Calorie restriction is the most robust anti-aging and longevity-increasing treatment known, extending life up to 50% in laboratory animals. Humans likely will experience the same longevity benefits from calorie restriction, although intermittent fasting is easier to implement, but not enough humans have been restricting calories for a long enough time to have a definitive answer. But as the following paper shows, there’s something in the blood, or more specifically the serum, of humans who restrict calories that enhances stress resistance in cell cultures.
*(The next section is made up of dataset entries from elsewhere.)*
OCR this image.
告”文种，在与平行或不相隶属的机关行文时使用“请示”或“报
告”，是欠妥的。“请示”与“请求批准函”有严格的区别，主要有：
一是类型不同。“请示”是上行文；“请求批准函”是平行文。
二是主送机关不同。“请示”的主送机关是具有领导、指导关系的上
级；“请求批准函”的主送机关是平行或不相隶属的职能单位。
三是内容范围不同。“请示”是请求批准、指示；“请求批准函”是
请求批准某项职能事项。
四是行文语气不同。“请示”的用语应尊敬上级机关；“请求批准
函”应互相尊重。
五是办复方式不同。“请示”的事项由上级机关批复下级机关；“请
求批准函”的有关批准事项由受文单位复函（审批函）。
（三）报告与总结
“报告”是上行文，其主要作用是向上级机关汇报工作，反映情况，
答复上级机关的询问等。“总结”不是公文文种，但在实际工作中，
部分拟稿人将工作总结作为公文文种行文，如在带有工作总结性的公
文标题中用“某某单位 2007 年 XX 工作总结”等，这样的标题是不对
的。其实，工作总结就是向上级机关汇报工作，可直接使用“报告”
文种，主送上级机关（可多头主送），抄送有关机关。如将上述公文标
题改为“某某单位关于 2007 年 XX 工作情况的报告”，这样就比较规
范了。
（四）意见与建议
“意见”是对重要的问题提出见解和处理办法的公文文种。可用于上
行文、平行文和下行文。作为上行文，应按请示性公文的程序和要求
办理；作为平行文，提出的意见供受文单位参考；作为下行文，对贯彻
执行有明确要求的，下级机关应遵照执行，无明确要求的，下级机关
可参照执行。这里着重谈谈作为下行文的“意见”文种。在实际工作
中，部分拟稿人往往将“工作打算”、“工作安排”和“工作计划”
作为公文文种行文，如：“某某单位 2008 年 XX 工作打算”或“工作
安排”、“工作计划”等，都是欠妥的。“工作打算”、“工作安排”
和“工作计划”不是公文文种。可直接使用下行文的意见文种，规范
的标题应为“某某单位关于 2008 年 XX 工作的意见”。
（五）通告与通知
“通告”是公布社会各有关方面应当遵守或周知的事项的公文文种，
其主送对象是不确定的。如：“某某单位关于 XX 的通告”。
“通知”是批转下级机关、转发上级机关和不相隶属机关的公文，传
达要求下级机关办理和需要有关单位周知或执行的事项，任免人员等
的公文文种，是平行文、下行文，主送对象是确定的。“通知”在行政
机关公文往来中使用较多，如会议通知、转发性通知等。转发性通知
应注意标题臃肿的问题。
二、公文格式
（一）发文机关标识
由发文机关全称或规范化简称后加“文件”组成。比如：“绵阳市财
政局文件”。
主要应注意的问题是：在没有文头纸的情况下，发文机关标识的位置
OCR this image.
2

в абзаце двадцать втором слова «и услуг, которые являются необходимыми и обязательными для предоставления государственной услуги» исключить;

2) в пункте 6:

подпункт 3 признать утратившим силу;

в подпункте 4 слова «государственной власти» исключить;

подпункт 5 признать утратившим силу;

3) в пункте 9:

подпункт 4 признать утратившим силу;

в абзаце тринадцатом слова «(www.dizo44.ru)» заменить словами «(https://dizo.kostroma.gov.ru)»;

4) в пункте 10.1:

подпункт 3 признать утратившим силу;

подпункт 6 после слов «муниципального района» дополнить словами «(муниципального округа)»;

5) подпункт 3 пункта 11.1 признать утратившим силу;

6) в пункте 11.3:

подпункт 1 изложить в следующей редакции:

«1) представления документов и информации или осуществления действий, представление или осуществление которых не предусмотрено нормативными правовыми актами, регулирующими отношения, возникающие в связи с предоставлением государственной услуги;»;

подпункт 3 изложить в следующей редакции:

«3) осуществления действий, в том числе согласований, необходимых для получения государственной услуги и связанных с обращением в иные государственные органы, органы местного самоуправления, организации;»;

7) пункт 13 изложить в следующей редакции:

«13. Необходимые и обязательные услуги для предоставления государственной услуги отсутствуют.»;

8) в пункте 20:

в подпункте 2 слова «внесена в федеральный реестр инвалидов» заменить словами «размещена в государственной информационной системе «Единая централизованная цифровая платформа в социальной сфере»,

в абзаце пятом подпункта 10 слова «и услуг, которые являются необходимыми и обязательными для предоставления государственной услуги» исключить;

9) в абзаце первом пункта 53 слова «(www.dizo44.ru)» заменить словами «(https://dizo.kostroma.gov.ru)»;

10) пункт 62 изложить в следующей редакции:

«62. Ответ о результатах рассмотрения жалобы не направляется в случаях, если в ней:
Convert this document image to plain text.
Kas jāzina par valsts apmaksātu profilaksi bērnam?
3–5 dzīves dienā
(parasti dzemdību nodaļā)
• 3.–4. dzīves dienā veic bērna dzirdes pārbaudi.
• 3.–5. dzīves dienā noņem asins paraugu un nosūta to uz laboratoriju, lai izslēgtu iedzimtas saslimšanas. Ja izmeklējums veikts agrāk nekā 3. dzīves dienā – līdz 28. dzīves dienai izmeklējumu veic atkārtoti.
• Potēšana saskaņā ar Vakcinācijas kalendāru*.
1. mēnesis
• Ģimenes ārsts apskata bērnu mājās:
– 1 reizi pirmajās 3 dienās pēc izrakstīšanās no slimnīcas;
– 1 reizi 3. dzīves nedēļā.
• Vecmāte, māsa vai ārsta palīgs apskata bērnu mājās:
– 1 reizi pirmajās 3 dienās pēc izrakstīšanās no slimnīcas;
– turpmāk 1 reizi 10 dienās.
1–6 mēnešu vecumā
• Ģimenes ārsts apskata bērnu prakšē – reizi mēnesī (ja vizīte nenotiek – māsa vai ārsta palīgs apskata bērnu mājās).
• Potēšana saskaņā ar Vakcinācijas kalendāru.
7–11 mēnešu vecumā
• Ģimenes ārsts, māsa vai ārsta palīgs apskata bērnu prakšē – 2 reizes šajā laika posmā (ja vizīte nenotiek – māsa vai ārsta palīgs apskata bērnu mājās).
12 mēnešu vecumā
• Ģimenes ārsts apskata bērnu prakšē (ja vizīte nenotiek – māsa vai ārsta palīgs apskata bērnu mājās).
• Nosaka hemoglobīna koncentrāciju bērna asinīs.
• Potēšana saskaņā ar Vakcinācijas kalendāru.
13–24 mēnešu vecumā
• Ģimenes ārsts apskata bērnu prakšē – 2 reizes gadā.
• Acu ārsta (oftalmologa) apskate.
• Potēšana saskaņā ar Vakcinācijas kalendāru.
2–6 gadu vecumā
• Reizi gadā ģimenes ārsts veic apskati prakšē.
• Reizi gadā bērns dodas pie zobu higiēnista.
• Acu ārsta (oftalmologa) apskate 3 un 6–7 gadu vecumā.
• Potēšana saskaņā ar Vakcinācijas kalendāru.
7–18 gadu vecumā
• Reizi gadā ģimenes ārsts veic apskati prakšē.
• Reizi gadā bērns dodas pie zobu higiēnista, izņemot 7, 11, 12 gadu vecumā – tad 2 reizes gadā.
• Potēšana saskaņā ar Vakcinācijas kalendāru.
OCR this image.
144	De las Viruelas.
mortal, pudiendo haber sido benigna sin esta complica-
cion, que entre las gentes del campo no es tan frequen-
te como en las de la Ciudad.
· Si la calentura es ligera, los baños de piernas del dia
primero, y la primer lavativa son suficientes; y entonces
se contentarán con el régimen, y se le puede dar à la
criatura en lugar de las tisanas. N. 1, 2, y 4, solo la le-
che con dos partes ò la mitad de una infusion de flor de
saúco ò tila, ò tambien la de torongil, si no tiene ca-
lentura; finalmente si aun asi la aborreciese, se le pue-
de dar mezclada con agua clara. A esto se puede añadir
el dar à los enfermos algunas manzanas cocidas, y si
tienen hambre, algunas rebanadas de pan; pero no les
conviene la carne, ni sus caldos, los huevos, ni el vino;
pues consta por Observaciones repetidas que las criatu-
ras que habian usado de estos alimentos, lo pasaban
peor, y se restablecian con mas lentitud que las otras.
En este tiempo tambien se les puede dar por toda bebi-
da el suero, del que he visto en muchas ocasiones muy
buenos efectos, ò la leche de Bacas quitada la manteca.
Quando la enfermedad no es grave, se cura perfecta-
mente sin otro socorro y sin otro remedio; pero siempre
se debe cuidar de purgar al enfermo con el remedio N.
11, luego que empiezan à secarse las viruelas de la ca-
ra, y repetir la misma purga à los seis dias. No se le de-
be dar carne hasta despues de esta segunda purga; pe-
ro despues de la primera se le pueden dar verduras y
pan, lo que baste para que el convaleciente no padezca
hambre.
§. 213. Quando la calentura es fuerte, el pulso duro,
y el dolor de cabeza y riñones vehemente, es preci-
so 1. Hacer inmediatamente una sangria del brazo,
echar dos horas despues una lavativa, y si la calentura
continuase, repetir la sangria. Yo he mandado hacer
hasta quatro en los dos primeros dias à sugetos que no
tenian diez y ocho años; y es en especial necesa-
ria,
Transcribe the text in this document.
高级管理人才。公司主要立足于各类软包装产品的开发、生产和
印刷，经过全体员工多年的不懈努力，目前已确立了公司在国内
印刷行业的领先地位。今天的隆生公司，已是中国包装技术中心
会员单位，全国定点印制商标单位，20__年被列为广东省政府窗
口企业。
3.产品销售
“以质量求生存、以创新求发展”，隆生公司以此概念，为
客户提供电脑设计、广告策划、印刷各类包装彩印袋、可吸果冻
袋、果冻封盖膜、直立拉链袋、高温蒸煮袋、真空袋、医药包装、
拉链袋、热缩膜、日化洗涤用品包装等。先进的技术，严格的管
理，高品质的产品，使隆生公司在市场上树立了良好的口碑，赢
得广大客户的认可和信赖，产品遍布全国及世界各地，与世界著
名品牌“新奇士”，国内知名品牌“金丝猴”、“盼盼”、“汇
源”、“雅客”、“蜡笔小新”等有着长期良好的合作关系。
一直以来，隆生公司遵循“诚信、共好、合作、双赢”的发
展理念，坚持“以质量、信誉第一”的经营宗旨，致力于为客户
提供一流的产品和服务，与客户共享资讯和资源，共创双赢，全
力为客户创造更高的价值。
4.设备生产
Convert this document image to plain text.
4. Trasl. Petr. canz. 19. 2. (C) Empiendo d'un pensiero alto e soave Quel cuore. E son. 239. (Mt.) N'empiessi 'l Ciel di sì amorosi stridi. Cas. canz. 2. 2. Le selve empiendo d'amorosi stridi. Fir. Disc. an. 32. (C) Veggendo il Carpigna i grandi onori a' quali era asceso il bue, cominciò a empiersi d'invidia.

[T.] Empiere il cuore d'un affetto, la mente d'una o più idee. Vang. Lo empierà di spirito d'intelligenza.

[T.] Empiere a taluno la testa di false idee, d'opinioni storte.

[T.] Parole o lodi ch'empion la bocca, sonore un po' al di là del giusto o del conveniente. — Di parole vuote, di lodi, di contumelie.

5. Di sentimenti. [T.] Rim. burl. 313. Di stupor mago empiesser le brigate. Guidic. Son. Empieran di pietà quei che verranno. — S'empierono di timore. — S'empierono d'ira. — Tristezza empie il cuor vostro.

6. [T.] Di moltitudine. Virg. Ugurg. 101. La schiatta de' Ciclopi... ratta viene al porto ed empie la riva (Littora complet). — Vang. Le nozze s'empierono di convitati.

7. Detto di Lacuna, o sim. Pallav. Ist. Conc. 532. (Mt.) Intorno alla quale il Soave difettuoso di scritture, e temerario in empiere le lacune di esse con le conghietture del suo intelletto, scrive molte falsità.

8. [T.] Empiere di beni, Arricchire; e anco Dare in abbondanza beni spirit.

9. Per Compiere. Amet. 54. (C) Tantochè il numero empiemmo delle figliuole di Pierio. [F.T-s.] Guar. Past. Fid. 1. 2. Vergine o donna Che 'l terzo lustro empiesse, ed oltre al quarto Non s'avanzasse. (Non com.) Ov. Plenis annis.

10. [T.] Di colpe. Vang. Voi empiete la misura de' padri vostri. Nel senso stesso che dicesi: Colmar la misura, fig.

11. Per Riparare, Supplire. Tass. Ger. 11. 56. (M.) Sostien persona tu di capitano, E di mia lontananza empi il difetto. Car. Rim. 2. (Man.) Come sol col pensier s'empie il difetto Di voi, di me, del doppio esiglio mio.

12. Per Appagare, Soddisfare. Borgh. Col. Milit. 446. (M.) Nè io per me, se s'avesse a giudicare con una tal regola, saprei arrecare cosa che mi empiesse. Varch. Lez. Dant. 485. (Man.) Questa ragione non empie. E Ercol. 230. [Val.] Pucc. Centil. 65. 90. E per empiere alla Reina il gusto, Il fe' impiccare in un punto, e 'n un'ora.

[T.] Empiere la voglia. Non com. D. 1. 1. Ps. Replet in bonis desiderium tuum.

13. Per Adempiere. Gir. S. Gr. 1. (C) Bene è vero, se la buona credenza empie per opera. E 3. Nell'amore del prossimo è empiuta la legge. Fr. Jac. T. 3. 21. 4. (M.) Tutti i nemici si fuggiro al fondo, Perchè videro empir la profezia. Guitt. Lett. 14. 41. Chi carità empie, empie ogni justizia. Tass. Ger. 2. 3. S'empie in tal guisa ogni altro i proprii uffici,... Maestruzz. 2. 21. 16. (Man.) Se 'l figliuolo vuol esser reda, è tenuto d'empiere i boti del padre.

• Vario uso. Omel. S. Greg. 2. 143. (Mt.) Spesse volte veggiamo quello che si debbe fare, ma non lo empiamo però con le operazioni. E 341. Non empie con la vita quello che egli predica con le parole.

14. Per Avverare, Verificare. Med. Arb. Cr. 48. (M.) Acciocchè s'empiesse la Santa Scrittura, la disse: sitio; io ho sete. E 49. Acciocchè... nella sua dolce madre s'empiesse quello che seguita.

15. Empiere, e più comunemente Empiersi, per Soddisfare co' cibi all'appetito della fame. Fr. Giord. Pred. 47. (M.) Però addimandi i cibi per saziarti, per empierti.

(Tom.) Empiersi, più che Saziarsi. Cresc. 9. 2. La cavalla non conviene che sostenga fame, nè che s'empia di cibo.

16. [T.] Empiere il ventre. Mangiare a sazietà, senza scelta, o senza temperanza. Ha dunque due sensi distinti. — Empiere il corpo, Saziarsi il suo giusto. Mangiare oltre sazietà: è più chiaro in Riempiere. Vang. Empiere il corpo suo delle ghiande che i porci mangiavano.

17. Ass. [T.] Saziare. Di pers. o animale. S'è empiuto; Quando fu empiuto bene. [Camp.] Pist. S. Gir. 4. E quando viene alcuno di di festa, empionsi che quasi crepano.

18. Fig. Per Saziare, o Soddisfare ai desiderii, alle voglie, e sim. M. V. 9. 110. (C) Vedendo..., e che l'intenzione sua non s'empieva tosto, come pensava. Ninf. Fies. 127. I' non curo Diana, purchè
Calorie restriction (CR) without malnutrition is the most robust intervention to slow aging and extend healthy lifespan in experimental model organisms. Several metabolic and molecular adaptations have been hypothesized to play a role in mediating the anti-aging effects of CR, including enhanced stress resistance, reduced oxidative stress and several neuroendocrine modifications. However, little is known about the independent effect of circulating factors in modulating key molecular pathways. In this study, we used sera collected from individuals practicing long-term CR and from age- and sex-matched individuals on a typical US diet to culture human primary fibroblasts and assess the effects on gene expression and stress resistance. We show that treatment of cultured cells with CR sera caused increased expression of stress-response genes and enhanced tolerance to oxidants. Cells cultured in serum from CR individuals showed a 30% increase in resistance to H2O2 damage. Consistently, SOD2 and GPX1 mRNA, two key endogenous antioxidant enzymes, were increased by 2 and 2.5 folds respectively in cells cultured with CR sera. These cellular and molecular adaptations mirror some of the key effects of CR in animals, and further suggest that circulating factors contribute to the CR-mediated protection against oxidative stress and stress-response in humans as well.
Blood-borne factors that may cause an increase in stress resistance might include GDF-11, which is the factor thought responsible for the results in the mouse parabiosis experiments that have made such a splash. Control of aging as well as rejuvenation are systemic events, in other words, hormonally controlled.